I just started reading a book called Black and Brown in Los Angeles recently, and it touches on this subject. A little bit from the book below.
Fernandez, who is a member of the La Puente Blackwood gang and is now serving life in prison for murder, described his gang’s situation in the years before the Mafia meetings: “My gang was getting along with [blacks] real good.” But after the meetings, he said they “would like go hunting.” “We’d go shoot up the projects in West Covina where they lived. We’d just go out there and shoot as many as we could till the cops came.”
For some multigenerational gangs, Mexican Mafia orders to “clean the neighborhood” were unnecessary. The Avenues gangs in northeast Los Angeles had five members in the Eme, including one of the masterminds of taxation, Alex “Pee-Wee” Aguirre, who’d been made a member in state prison amid the Crip Wars of the 1980s. Generations of young men from the Avenues had been in and out of prison. “We didn’t need anybody to tell us what to do,” said Jesse Diaz, a Highland Park gang member. Diaz testified in court that his Avenue 43 clique watched as houses were razed and apartments erected during the late 1980s. Blacks moved in. Suddenly the neighborhood didn’t feel theirs, Diaz said. “We didn’t want them in the neighborhood making it look like South Central,” he testified.
Avenues gang members spoke often about this state of affairs. They mounted campaigns of harassment that included insults, racist graffiti, and violence, Diaz said. “It was always, ‘Those fukking ******s are moving in,’” he said. “We got to go put work in—whatever it takes: beating them up, shooting them, killing them.
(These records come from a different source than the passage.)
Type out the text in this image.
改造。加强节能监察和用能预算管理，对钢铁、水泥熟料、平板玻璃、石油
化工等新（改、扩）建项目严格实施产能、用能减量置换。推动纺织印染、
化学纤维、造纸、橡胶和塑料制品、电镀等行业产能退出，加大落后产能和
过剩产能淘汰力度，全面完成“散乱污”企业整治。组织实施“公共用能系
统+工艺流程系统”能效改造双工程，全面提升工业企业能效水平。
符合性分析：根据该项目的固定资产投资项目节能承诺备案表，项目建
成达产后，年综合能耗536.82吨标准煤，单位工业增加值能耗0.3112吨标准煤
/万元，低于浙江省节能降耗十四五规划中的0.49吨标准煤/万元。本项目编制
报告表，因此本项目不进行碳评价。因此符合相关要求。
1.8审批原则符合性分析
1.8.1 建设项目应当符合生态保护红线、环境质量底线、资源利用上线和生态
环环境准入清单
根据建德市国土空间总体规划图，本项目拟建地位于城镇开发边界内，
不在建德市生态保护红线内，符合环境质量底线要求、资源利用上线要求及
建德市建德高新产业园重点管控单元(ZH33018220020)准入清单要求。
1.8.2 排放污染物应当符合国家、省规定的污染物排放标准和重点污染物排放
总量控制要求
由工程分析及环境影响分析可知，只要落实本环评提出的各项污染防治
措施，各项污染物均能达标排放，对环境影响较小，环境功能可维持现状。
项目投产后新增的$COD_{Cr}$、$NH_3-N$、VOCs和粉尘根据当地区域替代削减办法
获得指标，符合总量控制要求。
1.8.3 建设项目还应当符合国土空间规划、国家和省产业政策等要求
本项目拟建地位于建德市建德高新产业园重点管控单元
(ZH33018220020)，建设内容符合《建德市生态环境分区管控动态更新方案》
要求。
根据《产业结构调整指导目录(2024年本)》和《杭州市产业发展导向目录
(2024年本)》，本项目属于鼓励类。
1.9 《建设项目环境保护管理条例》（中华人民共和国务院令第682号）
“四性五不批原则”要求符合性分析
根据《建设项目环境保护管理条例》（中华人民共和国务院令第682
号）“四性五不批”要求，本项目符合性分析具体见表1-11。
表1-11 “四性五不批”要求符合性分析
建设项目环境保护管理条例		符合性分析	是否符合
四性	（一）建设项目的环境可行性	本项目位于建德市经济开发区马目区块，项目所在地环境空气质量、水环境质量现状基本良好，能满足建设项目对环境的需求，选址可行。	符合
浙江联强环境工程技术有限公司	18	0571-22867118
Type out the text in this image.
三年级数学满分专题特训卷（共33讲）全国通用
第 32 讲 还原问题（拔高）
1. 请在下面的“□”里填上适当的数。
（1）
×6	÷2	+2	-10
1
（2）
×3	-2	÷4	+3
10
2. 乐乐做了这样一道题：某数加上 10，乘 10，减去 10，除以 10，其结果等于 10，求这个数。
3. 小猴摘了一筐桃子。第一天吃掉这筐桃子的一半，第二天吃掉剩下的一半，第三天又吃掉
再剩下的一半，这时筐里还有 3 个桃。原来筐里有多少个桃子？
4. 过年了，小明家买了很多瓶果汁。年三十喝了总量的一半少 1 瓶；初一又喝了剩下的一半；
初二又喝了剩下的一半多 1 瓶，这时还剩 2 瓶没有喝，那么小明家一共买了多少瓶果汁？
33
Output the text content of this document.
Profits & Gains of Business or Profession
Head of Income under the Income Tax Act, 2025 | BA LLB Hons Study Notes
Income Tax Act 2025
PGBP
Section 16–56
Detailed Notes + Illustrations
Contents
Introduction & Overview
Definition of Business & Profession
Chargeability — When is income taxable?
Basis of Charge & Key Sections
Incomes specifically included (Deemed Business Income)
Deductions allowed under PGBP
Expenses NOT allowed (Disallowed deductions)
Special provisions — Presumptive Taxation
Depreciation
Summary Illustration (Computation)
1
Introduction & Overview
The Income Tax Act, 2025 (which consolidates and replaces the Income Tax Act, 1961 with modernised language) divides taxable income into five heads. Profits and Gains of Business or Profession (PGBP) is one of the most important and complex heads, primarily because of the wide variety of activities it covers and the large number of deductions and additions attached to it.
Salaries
I yelled racial slurs all the time, whenever I’d come across them.” Eventually, U.S. prosecutors convicted four members of the Avenue 43 street gang for conspiracy to deprive African Americans in Highland Park of their civil rights. This included the murders of two men—Kenneth Wilson and Christopher Bowser. Wilson was gunned down while parking his car on Fifty-Second Street late one night in August 1999. Bowser was shot to death in December 2000. The federal indictment alleged that the gang’s campaign included robberies, beatings and pistol whippings, racial slurs, and confrontations. Gang members drew an outline of a human body in front of one man’s home and released a German shepherd on him.
The Eme meetings were “like gasoline on the fire for us,” explained a member of the Azusa 13 gang who is now incarcerated but asked not to be identified, fearing for his family. He said he had attended the Legg Lake meeting run by Buelna and Shryock but reported that Azusa 13 was “already thinking that way before” the meeting, although he added, “The meetings just made us do it more. Other San Gabriel gangs picked up the racist activity after the meetings: Pomona 12th Street, Baldwin Park, El Monte Flores, Puente. El Monte Flores wouldn’t let nobody move in who was black.”